Across the Bay, Stax recording star Otis Redding — also headlining the Fillmore — has another take on things. Sitting on a houseboat in Sausalito, the 26-year-old soul icon opens his notebook and writes, “Sittin’ on the dock of the bay, watchin’ the tide roll away.” Redding, with a string of hits and an acclaimed performance at the Monterey Pop Festival under his belt, is flush with success, so it’s hard to say what prompts him to gaze out upon the picturesque beauty of San Francisco Bay and see reflections of failure and loneliness where Scottie McKenzie beheld a love-in.

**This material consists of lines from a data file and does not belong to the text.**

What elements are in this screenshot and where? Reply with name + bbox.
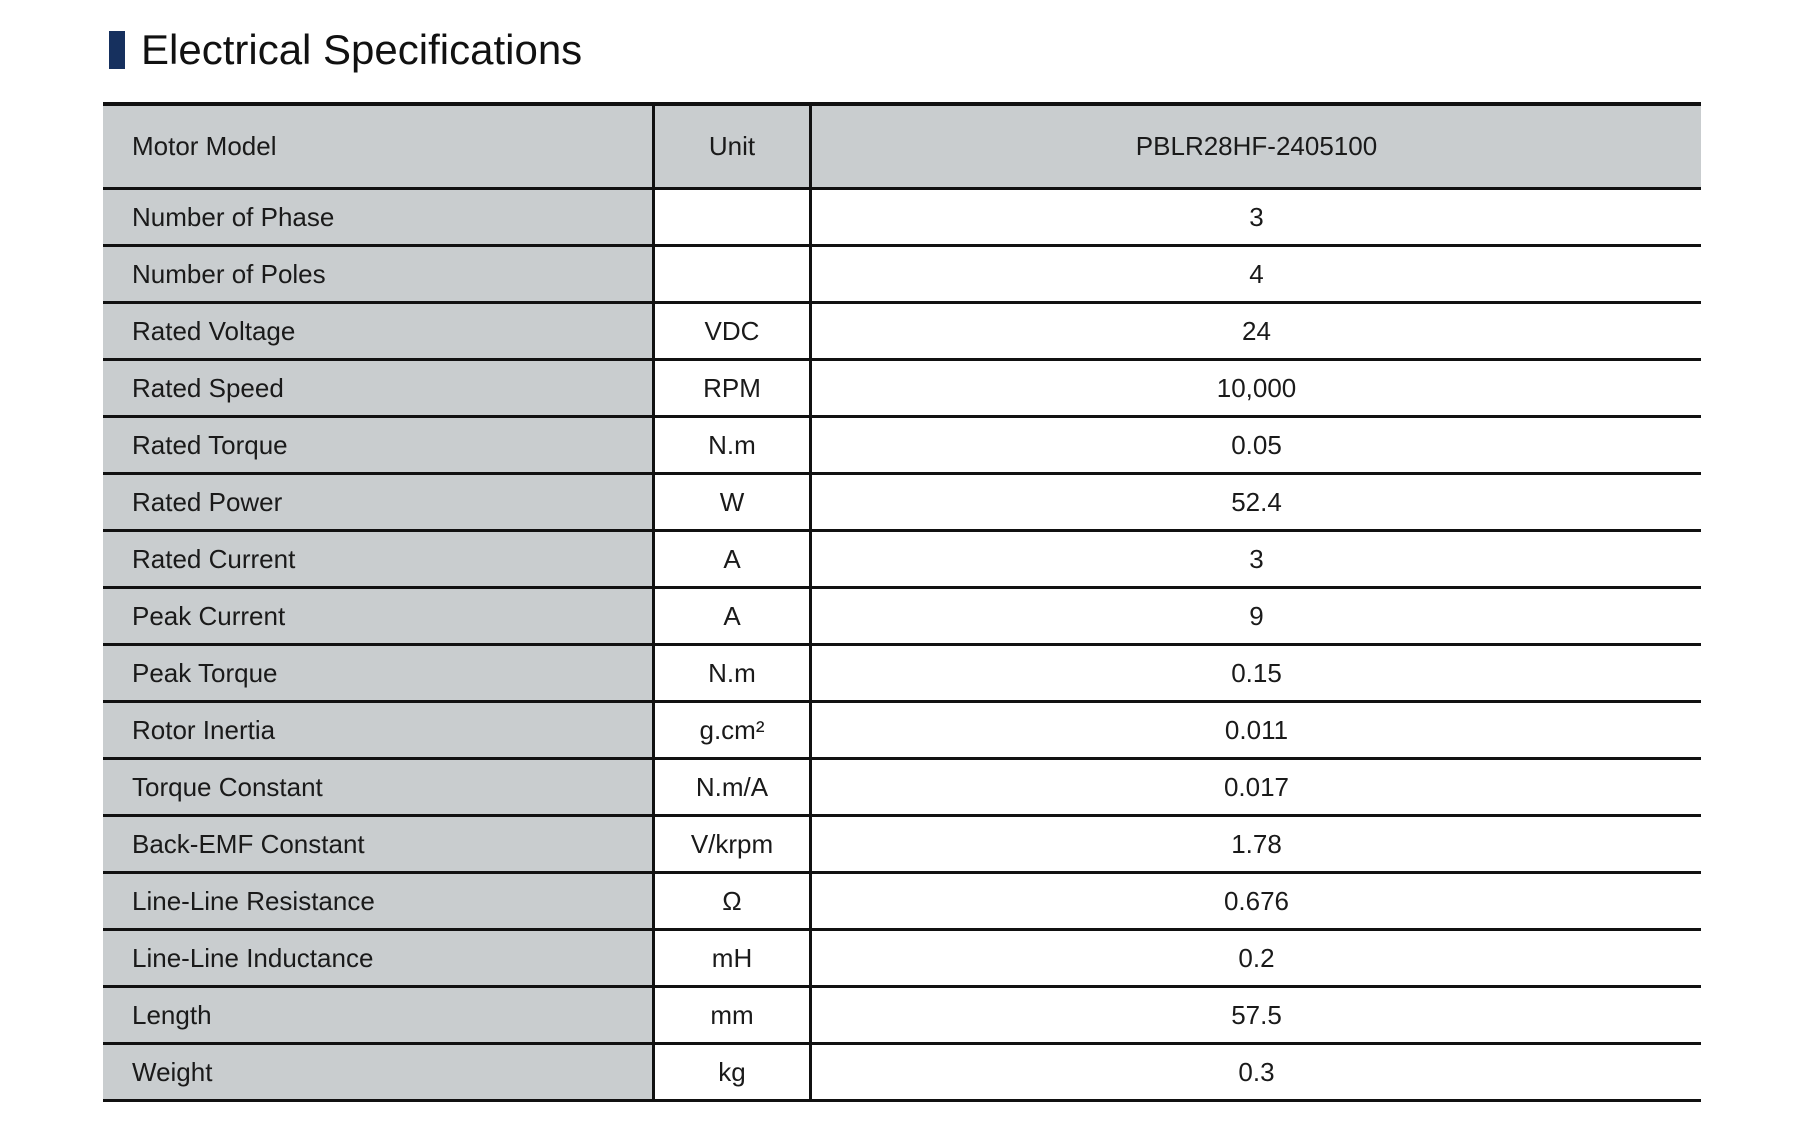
row-name: Rated Current: [103, 530, 655, 589]
header-motor-model: Motor Model: [103, 104, 655, 190]
row-name: Torque Constant: [103, 758, 655, 817]
table-row: Number of Phase 3: [103, 188, 1701, 247]
row-value: 57.5: [810, 986, 1701, 1045]
table-row: Number of Poles 4: [103, 245, 1701, 304]
row-unit: [653, 245, 812, 304]
table-row: Peak Current A 9: [103, 587, 1701, 646]
row-name: Rated Voltage: [103, 302, 655, 361]
table-row: Rated Power W 52.4: [103, 473, 1701, 532]
row-value: 0.2: [810, 929, 1701, 988]
spec-table: Motor Model Unit PBLR28HF-2405100 Number…: [103, 102, 1701, 1102]
row-value: 9: [810, 587, 1701, 646]
row-unit: g.cm²: [653, 701, 812, 760]
row-unit: mH: [653, 929, 812, 988]
table-row: Line-Line Resistance Ω 0.676: [103, 872, 1701, 931]
table-row: Peak Torque N.m 0.15: [103, 644, 1701, 703]
row-value: 0.017: [810, 758, 1701, 817]
heading-accent-bar: [109, 31, 125, 69]
table-row: Rated Current A 3: [103, 530, 1701, 589]
row-name: Length: [103, 986, 655, 1045]
row-value: 0.05: [810, 416, 1701, 475]
row-value: 24: [810, 302, 1701, 361]
row-unit: Ω: [653, 872, 812, 931]
row-name: Weight: [103, 1043, 655, 1102]
row-name: Rotor Inertia: [103, 701, 655, 760]
row-unit: V/krpm: [653, 815, 812, 874]
row-value: 0.676: [810, 872, 1701, 931]
table-row: Rotor Inertia g.cm² 0.011: [103, 701, 1701, 760]
row-unit: W: [653, 473, 812, 532]
row-unit: N.m: [653, 416, 812, 475]
row-unit: A: [653, 587, 812, 646]
table-row: Rated Voltage VDC 24: [103, 302, 1701, 361]
row-value: 0.011: [810, 701, 1701, 760]
table-row: Line-Line Inductance mH 0.2: [103, 929, 1701, 988]
table-row: Rated Torque N.m 0.05: [103, 416, 1701, 475]
row-name: Number of Phase: [103, 188, 655, 247]
row-name: Back-EMF Constant: [103, 815, 655, 874]
table-row: Weight kg 0.3: [103, 1043, 1701, 1102]
table-row: Back-EMF Constant V/krpm 1.78: [103, 815, 1701, 874]
page-title: Electrical Specifications: [141, 26, 583, 73]
row-unit: N.m/A: [653, 758, 812, 817]
row-name: Line-Line Resistance: [103, 872, 655, 931]
row-name: Rated Torque: [103, 416, 655, 475]
section-heading: Electrical Specifications: [109, 26, 583, 73]
row-value: 0.3: [810, 1043, 1701, 1102]
table-row: Length mm 57.5: [103, 986, 1701, 1045]
row-value: 10,000: [810, 359, 1701, 418]
row-name: Peak Torque: [103, 644, 655, 703]
row-name: Rated Power: [103, 473, 655, 532]
row-value: 52.4: [810, 473, 1701, 532]
row-unit: [653, 188, 812, 247]
row-name: Rated Speed: [103, 359, 655, 418]
table-header-row: Motor Model Unit PBLR28HF-2405100: [103, 104, 1701, 190]
table-row: Torque Constant N.m/A 0.017: [103, 758, 1701, 817]
row-value: 0.15: [810, 644, 1701, 703]
row-unit: RPM: [653, 359, 812, 418]
row-name: Number of Poles: [103, 245, 655, 304]
table-row: Rated Speed RPM 10,000: [103, 359, 1701, 418]
row-unit: A: [653, 530, 812, 589]
row-value: 3: [810, 188, 1701, 247]
row-unit: VDC: [653, 302, 812, 361]
row-name: Peak Current: [103, 587, 655, 646]
row-unit: kg: [653, 1043, 812, 1102]
row-unit: mm: [653, 986, 812, 1045]
row-value: 3: [810, 530, 1701, 589]
row-unit: N.m: [653, 644, 812, 703]
header-unit: Unit: [653, 104, 812, 190]
row-value: 1.78: [810, 815, 1701, 874]
row-value: 4: [810, 245, 1701, 304]
row-name: Line-Line Inductance: [103, 929, 655, 988]
header-model-value: PBLR28HF-2405100: [810, 104, 1701, 190]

Whatever’s brewing inside, he’s about to turn it into an immortal hit.

“(Sittin’ On) The Dock Of The Bay” belongs to a select group of melancholy songs in a major key. “Lodi” by John Fogerty and “Red, Red Wine” by Neil Diamond are two others. “Dock Of The Bay” may sound simple, but subtle poetry lies beneath the surface. Let’s consider just one aspect: rainbows. A rainbow is an arching melodic phrase. “Dock Of The Bay” is a series of rainbows nested within a single overarching rainbow that peaks in the bridge.

In the breakdown below, “Low-HIGH-Low” points on the arcs are shown in boldface. Important melody notes are referenced by solfa syllables. (For more on rainbows, see eBook 2 and the Nov/Dec 2012 column, “Making Rainbows.” See eBook 3 for more on solfa singing. Just email and write “Request Measure for Measure eBooks” in the Subject line.)

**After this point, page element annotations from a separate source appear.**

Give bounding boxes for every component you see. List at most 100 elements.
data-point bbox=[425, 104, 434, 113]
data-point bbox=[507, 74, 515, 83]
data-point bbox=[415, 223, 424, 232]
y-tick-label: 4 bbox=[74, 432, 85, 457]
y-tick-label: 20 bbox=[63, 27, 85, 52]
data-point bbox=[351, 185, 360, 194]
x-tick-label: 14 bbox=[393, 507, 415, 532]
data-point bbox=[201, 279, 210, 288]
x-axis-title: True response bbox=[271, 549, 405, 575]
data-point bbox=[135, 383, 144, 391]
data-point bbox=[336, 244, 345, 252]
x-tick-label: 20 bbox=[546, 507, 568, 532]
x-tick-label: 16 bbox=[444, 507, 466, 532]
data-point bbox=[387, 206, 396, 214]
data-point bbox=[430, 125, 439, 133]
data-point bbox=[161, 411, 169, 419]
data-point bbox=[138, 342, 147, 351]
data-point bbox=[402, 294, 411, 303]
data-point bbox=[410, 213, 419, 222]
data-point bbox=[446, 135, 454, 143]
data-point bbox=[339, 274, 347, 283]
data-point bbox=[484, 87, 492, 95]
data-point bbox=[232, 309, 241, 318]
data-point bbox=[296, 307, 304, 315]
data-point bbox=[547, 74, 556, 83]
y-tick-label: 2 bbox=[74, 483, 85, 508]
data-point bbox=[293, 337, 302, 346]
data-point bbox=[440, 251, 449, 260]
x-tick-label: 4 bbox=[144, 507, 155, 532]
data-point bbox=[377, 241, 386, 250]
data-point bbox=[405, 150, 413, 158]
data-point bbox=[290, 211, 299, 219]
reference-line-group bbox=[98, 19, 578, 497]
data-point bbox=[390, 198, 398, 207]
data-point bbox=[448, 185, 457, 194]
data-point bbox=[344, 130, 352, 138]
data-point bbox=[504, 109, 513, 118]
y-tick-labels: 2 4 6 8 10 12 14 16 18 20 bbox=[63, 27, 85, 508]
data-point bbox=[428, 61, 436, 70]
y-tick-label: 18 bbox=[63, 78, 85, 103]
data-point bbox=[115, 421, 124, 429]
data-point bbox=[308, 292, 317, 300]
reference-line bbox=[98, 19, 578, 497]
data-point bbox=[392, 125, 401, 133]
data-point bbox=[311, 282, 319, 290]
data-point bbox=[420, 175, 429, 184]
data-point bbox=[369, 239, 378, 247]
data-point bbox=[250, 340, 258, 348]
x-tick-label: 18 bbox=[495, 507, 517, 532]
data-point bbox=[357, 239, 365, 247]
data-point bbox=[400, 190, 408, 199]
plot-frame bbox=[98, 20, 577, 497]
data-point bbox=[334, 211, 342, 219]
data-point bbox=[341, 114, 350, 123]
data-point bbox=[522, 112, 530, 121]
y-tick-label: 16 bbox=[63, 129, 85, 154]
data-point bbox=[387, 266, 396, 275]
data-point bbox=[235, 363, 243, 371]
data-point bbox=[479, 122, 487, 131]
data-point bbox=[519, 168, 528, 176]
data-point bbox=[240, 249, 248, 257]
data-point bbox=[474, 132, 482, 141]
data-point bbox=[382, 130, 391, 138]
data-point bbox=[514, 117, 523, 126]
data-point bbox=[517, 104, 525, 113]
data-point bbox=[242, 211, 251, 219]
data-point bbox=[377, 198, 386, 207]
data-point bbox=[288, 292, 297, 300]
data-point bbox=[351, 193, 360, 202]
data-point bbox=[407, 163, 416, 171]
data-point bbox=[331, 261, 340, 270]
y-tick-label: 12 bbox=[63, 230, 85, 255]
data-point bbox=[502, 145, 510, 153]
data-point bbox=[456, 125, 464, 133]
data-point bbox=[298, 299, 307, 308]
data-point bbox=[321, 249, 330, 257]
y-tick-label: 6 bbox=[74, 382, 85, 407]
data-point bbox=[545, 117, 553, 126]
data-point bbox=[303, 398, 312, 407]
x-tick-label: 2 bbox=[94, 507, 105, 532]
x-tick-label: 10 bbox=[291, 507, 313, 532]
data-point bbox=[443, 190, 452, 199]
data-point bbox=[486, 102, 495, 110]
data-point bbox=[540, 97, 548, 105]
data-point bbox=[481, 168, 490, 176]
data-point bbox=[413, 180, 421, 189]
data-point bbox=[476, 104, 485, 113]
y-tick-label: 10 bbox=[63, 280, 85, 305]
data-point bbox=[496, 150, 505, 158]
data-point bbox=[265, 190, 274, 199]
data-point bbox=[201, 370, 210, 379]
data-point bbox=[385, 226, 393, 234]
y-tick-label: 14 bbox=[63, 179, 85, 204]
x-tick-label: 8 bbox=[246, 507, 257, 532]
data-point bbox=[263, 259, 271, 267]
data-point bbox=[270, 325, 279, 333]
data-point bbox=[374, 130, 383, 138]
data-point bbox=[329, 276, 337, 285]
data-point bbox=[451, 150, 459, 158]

VERSE 1 comprises four four-measure rainbows reminiscent of rising and falling tides:

1) | Sittin’. . . sun__ | __ I’ll be | SITTIN’. . . evenin’ come_ | __ || High note: Fa. Redding had just learned a new guitar tuning from cowriter Steve Cropper (open E), and set the lyrics to a gliding succession of major chords created by sliding his hand up and down the neck.

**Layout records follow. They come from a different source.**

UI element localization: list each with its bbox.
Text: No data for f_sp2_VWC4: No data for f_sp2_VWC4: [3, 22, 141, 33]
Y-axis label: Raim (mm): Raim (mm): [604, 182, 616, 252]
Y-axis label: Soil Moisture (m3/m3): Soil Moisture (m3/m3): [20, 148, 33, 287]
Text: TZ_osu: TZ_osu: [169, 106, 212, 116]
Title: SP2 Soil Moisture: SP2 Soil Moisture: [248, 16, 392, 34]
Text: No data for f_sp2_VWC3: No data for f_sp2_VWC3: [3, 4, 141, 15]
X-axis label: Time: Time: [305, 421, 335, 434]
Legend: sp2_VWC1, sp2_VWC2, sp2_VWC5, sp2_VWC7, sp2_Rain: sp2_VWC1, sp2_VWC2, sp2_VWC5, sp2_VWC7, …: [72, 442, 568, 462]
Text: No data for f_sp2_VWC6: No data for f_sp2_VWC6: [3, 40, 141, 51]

2) | Watchin’ the ships roll in | Then I | WATCH … a-gain_ | __ || Same arc, implying “Stuck on a merry-go-round.”

3) | Yeah, I’m | sittin’… bay | … watchin’ the TIDE_ | __ roll a-way __ | __ || This arc hits a new high on La in “TIDE”.

4) | Ooh, I’m just | sittin’ … BAY | __ wastin’ | time __ | _ || High note: Re. The ornamental “La-Sol” on “Ooh,” echoes “TIDE” above. “Time” shivers through an Em chord, an emotional cry ending in “Do-La,” a minor-3rd motif that returns an octave higher in the bridge.

VERSE 2: Same as verse 1.

BRIDGE: Falling lines are often sad. Redding uses three falling half-rainbows and repeats the sad “Do-La” motif four times, generating a cathartic climax.

1) | LOOKS like | NOTH-in’s gonna change. || Highest note in the song, and the “Do-La” motif hammers it twice. The steep, descending interval implies stormy emotions.

2) | EV’-ry-thing | still … same. || High note: La, backing off the peak.

3) | I can’t do … | TEN people … to do. || The Do-La motif strikes again, hitting the highest note twice.

4) | So I guess … | the SA – me. ____ || High note: Ti. The bluesy b7 on “So” glides up a half-step to the leading-tone on “SA-”, signaling a return to the verse.

VERSE 3: (like verse 1)

CODA: Repeats the Do-La motif offhandedly. Redding whistled because he forgot the words.

These are the short rainbows. The overarching long rainbow climbs from Do up to La in verses 1 and 2, then peaks on high Do four times in the bridge before coming down again in verse 3.

Creative Challenge: Write a melancholy song in a major key. Highlight the minor-3rds in “Do-La” or “Sol-Mi” in the melody. Using a series of rainbow arcs,

build to a high note three-quarters of the way through. Use descending half-rainbows to accentuate the high note.

Melancholy outro: Back at Stax, “Dock Of The Bay” gets a cool reception, but Redding insists it will be a hit. Released in January, 1968, it soars to No. 1 and stays at the top of the charts for four weeks. Sadly, he never lives to see his judgment validated. On December 10th, 1967, three days after recording “Dock,” Otis Redding’s Beechcraft H18 crashes in frozen Lake Monona in Wisconsin, silencing a great songwriting voice forever.